The Consumer Financial Protection Bureau (CFPB) has issued a significant directive to creditors, reminding them that an applicant’s immigration status must be considered when assessing their ability to repay mortgages and certain open-end credit products. Released on Friday, June 5, the statement underscores that this consideration is an integral part of creditors’ obligations under the Truth in Lending Act (TILA) and its implementing Regulation Z.
According to the CFPB, the emphasis on immigration status stems from the potential for removal from the United States to disrupt a consumer’s income. The agency’s statement, which was posted on the Federal Register’s public inspection issue on Friday and is scheduled for official publication on Monday, June 8, explicitly states, “This statement emphasizes to creditors that these requirements may obligate consideration of a consumer’s immigration status, especially where removal from the United States may disrupt the consumer’s income.”
Russ Vought, who serves as the director of the Office of Management and Budget (OMB) and acting director of the CFPB, previewed this impending guidance on Thursday, June 4, via a post on X. Vought’s social media communication, which included a link to a Fox Business report on the then-forthcoming statement, unequivocally asserted, “An individual’s illegal immigration status must be factored into their ‘ability to repay’ under the Truth in Lending Act.”
The CFPB’s guidance outlines several avenues through which creditors might ascertain an applicant’s immigration status, or lack thereof. Creditors may learn that an applicant may not be lawfully present in the country, and thus at risk of removal, through direct inquiry. Other indicators could include an applicant’s use of identification methods typically issued to individuals without proof of legal residency, or information gleaned from other sources. Such information, the agency notes, could signal that an applicant might be unable to earn income should they be removed from the United States.
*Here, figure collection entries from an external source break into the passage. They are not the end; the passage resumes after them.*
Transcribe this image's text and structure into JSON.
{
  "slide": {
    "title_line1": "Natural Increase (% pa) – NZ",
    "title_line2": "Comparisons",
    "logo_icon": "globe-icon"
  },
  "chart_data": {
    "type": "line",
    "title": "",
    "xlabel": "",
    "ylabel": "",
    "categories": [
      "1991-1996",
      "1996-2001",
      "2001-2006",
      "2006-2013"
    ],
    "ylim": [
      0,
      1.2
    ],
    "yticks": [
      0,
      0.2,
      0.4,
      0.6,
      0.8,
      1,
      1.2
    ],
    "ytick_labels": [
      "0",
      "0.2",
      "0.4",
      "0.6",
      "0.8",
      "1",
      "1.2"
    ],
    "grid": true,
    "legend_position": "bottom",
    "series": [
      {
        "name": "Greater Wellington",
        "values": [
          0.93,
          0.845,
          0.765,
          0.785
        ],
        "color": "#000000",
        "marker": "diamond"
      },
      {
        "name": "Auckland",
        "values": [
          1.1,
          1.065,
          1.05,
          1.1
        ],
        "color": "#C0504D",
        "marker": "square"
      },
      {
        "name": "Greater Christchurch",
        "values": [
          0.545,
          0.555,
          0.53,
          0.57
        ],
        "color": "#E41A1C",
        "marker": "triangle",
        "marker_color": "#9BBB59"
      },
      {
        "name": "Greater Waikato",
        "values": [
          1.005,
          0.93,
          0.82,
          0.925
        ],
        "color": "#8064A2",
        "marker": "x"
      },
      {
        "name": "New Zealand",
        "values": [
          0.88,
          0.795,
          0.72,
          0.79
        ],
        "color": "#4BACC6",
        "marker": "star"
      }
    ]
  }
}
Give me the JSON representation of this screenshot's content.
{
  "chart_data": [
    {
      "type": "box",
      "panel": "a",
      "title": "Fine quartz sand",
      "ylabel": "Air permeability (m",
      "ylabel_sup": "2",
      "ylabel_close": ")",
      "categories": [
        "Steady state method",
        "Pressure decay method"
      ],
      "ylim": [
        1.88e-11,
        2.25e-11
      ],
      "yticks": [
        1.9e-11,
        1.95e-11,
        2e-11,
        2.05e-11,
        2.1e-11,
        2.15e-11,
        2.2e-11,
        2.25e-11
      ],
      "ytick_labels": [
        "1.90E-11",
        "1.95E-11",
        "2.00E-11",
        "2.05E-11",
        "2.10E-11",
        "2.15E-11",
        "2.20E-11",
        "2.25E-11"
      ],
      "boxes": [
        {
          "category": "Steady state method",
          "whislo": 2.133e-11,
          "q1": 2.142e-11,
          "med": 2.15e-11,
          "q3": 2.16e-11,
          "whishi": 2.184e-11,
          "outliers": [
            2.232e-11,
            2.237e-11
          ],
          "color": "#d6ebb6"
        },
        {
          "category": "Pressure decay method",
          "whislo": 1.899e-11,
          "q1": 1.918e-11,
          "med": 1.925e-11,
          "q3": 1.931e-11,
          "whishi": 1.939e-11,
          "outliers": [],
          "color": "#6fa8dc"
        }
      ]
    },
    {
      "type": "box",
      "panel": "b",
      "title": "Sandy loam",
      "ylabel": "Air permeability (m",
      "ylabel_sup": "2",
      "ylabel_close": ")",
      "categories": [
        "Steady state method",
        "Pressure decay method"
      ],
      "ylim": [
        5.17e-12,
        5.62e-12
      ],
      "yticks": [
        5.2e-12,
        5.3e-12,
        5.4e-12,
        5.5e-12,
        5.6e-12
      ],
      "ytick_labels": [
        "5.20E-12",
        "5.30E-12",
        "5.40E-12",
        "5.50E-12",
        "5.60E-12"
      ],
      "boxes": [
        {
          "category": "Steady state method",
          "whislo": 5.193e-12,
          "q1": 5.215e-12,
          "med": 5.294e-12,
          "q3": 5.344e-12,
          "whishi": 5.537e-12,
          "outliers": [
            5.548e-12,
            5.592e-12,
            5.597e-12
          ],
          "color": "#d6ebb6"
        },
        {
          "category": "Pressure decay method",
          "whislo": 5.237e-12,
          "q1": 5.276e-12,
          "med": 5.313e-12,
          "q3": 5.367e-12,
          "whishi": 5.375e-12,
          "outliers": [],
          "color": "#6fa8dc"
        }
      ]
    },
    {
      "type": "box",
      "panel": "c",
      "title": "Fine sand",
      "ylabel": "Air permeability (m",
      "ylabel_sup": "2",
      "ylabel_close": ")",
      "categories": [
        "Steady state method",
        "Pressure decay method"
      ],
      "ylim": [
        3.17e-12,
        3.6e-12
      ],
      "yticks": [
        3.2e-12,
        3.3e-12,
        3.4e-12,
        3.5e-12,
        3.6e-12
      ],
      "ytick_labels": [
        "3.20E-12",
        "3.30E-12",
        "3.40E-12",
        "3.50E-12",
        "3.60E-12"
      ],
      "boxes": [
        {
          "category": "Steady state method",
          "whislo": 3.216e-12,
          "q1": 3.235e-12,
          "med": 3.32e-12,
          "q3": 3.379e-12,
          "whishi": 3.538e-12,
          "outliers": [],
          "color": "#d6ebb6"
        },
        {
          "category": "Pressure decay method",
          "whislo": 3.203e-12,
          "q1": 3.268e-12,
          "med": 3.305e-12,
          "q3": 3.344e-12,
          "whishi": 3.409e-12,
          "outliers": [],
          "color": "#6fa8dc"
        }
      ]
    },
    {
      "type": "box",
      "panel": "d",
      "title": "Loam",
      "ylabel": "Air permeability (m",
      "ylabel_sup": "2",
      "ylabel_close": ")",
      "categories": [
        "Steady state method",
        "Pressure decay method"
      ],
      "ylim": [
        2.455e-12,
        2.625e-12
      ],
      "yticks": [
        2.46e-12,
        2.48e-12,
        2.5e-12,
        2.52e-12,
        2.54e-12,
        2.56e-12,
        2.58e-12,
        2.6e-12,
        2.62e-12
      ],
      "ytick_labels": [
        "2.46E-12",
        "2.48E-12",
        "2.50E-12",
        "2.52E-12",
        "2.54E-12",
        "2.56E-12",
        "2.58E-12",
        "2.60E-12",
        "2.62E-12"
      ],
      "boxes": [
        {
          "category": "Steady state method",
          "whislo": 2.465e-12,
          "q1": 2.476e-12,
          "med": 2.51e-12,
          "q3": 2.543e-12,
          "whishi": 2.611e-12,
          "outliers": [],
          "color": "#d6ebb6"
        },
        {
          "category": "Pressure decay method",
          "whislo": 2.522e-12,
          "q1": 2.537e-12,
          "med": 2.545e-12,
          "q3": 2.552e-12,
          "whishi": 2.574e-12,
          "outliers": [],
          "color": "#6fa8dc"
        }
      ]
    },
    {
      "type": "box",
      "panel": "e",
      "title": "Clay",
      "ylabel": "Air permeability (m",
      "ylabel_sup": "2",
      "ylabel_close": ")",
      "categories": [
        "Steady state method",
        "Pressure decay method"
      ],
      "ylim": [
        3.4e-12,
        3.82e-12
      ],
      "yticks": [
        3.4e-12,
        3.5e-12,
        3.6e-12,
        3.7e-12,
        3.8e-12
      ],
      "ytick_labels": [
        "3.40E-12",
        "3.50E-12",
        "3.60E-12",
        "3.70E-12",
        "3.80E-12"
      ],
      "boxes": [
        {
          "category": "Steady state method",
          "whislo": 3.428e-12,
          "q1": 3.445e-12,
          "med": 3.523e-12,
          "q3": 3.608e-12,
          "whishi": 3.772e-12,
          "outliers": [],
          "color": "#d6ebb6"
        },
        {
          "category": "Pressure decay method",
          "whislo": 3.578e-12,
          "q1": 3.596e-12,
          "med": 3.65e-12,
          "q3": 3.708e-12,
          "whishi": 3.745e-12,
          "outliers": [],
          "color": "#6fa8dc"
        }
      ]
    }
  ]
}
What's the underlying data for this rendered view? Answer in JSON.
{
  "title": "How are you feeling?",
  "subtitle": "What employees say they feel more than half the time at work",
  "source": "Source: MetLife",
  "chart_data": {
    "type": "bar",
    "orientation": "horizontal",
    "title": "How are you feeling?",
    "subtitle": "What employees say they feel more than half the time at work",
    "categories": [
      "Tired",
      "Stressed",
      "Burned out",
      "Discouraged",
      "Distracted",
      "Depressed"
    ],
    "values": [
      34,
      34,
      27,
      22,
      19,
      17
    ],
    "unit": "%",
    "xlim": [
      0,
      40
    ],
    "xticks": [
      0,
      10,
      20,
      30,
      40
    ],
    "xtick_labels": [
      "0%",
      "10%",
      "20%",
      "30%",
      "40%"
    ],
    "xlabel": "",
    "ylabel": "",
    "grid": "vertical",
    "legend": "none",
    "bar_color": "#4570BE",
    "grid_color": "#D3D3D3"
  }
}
The Bureau’s position is clear regarding compliance. “The Bureau expects compliance with law and failure to account for such a reasonably expected change in income may not comply with a creditor’s obligation to reasonably assess a borrower’s ability to repay the loan or line of credit sought,” the CFPB stated. This serves as a stern reminder to lenders about the potential ramifications of overlooking this critical factor in their underwriting processes.
Reversal of Previous Stance
This latest guidance marks a notable reversal from a previous stance taken by the CFPB. In January, the CFPB, in conjunction with the Department of Justice, withdrew a joint statement issued in 2023. That earlier statement had cautioned lenders against considering an applicant’s immigration status when extending credit. The withdrawn guidance had specifically warned lenders that policies related to a borrower’s status could potentially violate provisions of the Equal Credit Opportunity Act (ECOA) and its implementing Regulation B, which prohibit discrimination based on protected classes such as race and national origin.
In a January press release announcing the withdrawal of the 2023 joint statement, Russ Vought provided context for the policy shift. He highlighted that ECOA regulations have, for decades, permitted lenders to consider borrowers’ residence status and other relevant information. Vought articulated the rationale behind the withdrawal, stating, “We are correcting the last administration’s attempt to ignore these well-accepted and common-sense principles of our nation’s fair lending laws.” This indicates a deliberate effort to realign CFPB policy with what Vought described as long-standing and common-sense principles within fair lending legislation.
Implications for Creditors
The updated guidance from the CFPB places a renewed onus on creditors to meticulously evaluate an applicant’s immigration status as a component of their ability-to-repay assessment. For institutions engaged in mortgage lending and offering certain open-end credit products, this means integrating potential immigration-related income disruption into their risk models and compliance frameworks. The clarity provided by the CFPB’s statement, particularly its emphasis on TILA and Regulation Z requirements, aims to eliminate ambiguity for lenders navigating complex credit assessment criteria.
The CFPB’s latest directive solidifies the expectation that lenders must proactively consider the stability of an applicant’s income, extending this consideration to include the potential impact of their immigration status. This move reinforces the Bureau’s commitment to ensuring that credit decisions accurately reflect a borrower’s genuine capacity to fulfill their financial obligations, thereby fostering a more robust and compliant lending environment.